¹ Centre of Microbial and Plant Genetics, KU Leuven – University of Leuven, 3001 Leuven, Belgium.

² Department of Life Science Technologies, Smart Systems and Emerging Technologies Unit, imec, 3001 Leuven, Belgium.

M.F and J.M. are joint senior authors.

Keywords:

Obg, ObgE, CgtA, programmed cell death, apoptosis.

Corresponding Author(s):

Jan Michiels, Centre of Microbial and Plant Genetics, Department of Microbial and Molecular Systems, KU Leuven - University of Leuven; Kasteelpark Arenberg 20 box 2460, 3001 Leuven, Belgium Jan.Michiels@biw.kuleuven.be

Conflict of interest statement:

The authors declare that no competing interest exists.

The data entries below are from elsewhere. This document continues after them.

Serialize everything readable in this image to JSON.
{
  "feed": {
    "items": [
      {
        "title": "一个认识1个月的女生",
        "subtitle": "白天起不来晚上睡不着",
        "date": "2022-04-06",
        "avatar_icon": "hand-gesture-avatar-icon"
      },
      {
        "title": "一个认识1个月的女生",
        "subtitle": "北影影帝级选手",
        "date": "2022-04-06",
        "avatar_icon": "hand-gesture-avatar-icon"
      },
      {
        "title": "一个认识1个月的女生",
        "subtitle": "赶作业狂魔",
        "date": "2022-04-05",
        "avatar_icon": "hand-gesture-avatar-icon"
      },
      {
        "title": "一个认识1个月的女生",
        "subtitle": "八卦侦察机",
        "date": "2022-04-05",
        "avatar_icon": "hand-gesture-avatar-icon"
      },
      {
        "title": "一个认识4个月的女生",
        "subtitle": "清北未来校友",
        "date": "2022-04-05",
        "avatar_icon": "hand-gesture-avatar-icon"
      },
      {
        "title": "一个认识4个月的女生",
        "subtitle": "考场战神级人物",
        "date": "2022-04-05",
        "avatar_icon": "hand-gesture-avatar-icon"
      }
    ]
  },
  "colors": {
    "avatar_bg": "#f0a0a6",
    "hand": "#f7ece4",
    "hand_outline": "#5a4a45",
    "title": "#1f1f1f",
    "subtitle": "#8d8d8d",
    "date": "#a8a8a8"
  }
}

Please cite this article as:

Liselot Dewachter, Natalie Verstraeten, Maarten Fauvart and Jan Michiels (2016). The bacterial cell cycle checkpoint protein Obg and its role in programmed cell death. Microbial Cell 3(6): 255-256. doi: 10.15698/mic2016.06.507

© 2016 Dewachter et al. This is an open-access article released under the terms of the Creative Commons Attribution (CC BY) license, which allows the unrestricted use, distribution, and reproduction in any medium, provided the original author and source are acknowledged.

Abstract:

The phenomenon of programmed cell death (PCD), in which cells initiate their own demise, is not restricted to multicellular organisms. Unicellular organisms, both eukaryotes and prokaryotes, also possess pathways that mediate PCD. We recently identified a PCD mechanism in Escherichia coli that is triggered by a mutant isoform of the essential GTPase ObgE (Obg of E. coli). Importantly, the PCD pathway mediated by mutant Obg (Obg*) differs fundamentally from other previously described bacterial PCD pathways and thus constitutes a new mode of PCD. ObgE was previously proposed to act as a cell cycle checkpoint protein able to halt cell division. The implication of ObgE in the regulation of PCD further increases the similarity between this protein and eukaryotic cell cycle regulators that are capable of doing both. Moreover, since Obg is conserved in eukaryotes, the elucidation of this cell death mechanism might contribute to the understanding of PCD in higher organisms. Additionally, if Obg*-mediated PCD is conserved among different bacterial species, it will be a prime target for the development of innovative antibacterials that artificially induce this pathway.